Anderson’s third and last kick was a beaut — “a sand wedge shot that hit the pin,” Anderson chortled. Actually it bounced off Giant John Mendenhall and was recovered by Larry Ball at the Giants’ 16, setting up Garo Yepremian’s third field goal (16 yards) for the final score.

“Sure I was nervous,” Anderson said. “People just take Seiple for granted. There’s a lot of pressure on you out there punting. Thank goodness I’d punted all through college at Colorado.”

If it seemed peculiar that fullback Larry Csonka ran only nine times for 30 yards on what is considered his kind of field, Mercury Morris with 19 rushes for 98 yards and Jim Kiick with 10 for 69 furnished sufficient reason.

Csonka increased his season total to 1,406 yards. Morris still has a chance to give the Dolphins an NFL tandem of 1,000-yard rushers. Mercury darted and skidded his total to 905. He needs 95 against the Colts in Miami on Saturday afternoon to put the record on the board.

Morris might have had a 100-yard day if Morrall had chosen to hurry a bit more and send Mercury across from the Giants’ 2-yard-line as time ran out.
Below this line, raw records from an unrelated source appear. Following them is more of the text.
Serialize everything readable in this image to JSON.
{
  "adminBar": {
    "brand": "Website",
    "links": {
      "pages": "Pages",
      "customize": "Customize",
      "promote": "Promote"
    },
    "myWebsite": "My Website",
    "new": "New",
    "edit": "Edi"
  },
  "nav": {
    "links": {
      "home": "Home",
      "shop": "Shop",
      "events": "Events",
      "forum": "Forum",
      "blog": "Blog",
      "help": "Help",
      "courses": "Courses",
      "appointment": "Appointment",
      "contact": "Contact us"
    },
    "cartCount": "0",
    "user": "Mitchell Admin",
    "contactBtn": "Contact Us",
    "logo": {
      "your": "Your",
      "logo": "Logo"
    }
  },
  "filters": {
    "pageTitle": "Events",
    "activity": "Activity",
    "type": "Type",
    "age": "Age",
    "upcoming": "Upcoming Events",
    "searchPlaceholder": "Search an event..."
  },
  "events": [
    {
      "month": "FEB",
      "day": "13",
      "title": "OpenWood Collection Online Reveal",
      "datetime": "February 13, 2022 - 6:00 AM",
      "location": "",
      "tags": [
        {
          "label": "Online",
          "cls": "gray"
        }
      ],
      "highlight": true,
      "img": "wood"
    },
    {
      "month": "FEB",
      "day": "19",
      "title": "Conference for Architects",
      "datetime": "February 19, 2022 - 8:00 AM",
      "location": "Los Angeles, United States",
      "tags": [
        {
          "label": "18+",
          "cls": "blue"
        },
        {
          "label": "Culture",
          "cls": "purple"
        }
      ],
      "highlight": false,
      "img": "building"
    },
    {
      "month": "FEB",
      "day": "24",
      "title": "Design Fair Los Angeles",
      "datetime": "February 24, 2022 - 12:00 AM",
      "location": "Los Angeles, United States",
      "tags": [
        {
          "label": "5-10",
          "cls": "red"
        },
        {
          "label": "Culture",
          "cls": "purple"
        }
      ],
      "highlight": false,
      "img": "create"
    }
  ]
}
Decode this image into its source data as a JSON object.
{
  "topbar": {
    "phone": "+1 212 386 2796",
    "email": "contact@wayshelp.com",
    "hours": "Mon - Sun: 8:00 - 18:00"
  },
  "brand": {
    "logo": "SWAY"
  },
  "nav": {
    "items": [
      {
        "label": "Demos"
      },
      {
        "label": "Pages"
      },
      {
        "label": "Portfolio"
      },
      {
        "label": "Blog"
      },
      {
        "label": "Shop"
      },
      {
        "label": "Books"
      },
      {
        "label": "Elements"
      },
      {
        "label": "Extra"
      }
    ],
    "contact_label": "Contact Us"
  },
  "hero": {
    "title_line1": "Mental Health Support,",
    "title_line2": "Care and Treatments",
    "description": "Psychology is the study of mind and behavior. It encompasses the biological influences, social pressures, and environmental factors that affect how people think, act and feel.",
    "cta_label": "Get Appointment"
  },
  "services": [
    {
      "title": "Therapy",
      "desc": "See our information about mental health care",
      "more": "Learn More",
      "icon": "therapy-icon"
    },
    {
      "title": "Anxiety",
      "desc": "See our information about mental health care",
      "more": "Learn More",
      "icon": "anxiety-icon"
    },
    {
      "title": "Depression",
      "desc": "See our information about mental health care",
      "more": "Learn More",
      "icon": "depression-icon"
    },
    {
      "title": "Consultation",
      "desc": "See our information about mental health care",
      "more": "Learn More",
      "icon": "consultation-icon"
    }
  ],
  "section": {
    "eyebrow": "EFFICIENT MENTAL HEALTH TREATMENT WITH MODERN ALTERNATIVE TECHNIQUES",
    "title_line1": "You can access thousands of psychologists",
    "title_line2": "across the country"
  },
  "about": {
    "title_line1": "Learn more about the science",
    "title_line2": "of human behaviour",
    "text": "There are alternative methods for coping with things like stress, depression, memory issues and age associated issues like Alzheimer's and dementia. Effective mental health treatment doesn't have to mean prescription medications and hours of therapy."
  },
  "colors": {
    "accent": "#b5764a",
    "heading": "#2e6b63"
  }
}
Obviously Morrall was not out to run up the score. And Morris said, “It didn’t matter because the team didn’t need it.”

Besides, Morris had scored the Dolphins’ first touchdown on a 12-yard sweep. That gave him the team’s one-season record of a dozen TDs, topping the 11 rolled by Warfield and Karl Noonan in other seasons.

“You can believe it or not,” Morris grinned, “but I like this field more than the Poly-Turf in the Orange Bowl. Yeah, I was slipping a lot but that was my fault. I was trying to make a lot of cuts I shouldn’t have.”

Kiick was equally fond of the footing. “Old Heavy-Head,” as ex-Buffalo coach Harvey Johnson called Kiick for his efficiency on uncertain turf, said, “This kind of field equalizes everybody’s speed. That helps me because I’m not that fast.”

Shula concluded that Sunday was a perfect example of having Morris and Kiick as alternating runners. “You’ve got two fresh guys going at ‘em all the time,” Shula said. “You saw it.”